What can you and I do?
If you are a short-term speculator, it is important to understand that you can’t fight the Fed. You have to go with their illusion-making but be extremely aware that “debts that can’t be paid, won’t”, which means that at some point, the illusion will drop, likely in a dramatic way.
It’s better to be an investor, which means focusing on investments that represent real wealth for you, your family and your community. These are different for each of us, but to me they start with healthy food, safe housing, access to health and energy, and building relationships with other likeminded “investors” in your neighborhood and in the world. For instance, consider investing in a local farmer, equipping your house with solar or wind energy or investing in a sustainable energy cooperative, learning to share resources, organize and co-create with your neighbors.
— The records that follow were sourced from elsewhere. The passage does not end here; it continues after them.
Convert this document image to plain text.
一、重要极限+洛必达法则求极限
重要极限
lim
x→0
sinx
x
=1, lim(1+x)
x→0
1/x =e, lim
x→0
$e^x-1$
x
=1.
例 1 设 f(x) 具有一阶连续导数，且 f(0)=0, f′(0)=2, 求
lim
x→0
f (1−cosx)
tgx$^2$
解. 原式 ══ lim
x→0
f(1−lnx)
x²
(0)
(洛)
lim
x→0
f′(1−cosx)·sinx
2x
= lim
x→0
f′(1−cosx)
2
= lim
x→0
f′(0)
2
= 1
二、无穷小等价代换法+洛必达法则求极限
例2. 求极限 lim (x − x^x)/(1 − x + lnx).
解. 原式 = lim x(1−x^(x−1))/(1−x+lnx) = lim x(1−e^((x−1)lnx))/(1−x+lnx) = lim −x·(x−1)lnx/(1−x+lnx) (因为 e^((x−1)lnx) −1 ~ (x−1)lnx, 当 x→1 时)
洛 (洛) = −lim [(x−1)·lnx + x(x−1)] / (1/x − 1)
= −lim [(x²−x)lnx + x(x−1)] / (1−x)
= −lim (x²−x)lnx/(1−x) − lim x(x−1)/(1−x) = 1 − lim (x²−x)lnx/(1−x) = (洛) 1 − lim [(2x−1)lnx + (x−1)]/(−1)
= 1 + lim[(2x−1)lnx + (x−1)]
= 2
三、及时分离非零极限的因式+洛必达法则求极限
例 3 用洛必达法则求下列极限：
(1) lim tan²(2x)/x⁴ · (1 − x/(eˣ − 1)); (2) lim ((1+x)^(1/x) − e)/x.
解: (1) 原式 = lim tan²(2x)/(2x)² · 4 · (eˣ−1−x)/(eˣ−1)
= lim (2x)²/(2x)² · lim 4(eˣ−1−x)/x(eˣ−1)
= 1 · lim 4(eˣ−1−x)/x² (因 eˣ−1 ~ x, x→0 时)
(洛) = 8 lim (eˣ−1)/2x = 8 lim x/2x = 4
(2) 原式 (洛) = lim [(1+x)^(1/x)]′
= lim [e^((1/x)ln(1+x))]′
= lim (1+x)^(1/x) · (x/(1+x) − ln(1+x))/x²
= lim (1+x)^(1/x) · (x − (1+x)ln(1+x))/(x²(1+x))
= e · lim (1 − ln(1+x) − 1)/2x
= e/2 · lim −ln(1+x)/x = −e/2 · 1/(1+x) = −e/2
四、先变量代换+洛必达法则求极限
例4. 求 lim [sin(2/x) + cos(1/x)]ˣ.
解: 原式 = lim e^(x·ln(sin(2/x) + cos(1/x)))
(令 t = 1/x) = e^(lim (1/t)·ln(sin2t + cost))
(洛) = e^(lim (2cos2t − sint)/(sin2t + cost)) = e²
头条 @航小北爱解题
I would also recommend investments in companies dedicated to true increased wealth productivity: efficient/sustainable farming like aquaponics, robotics, renewable energy, sharing and trust networks, biotechnologies. In the short-term, while shady assets are propped by, your returns may be disappointing, but when the illusion disappears, you will find yourself in a much better position.
Also, if you are a software developer, an angel investor or venture capitalist, you need to invest your talent and capital in the Open Banking infrastructure i.e. the infrastructure that will facilitate the creation of liquid money within and across communities with similar values. This is critical to lessen the power of the Fed to artificially prop up assets that most of us pay for, but which create no tangible value to us.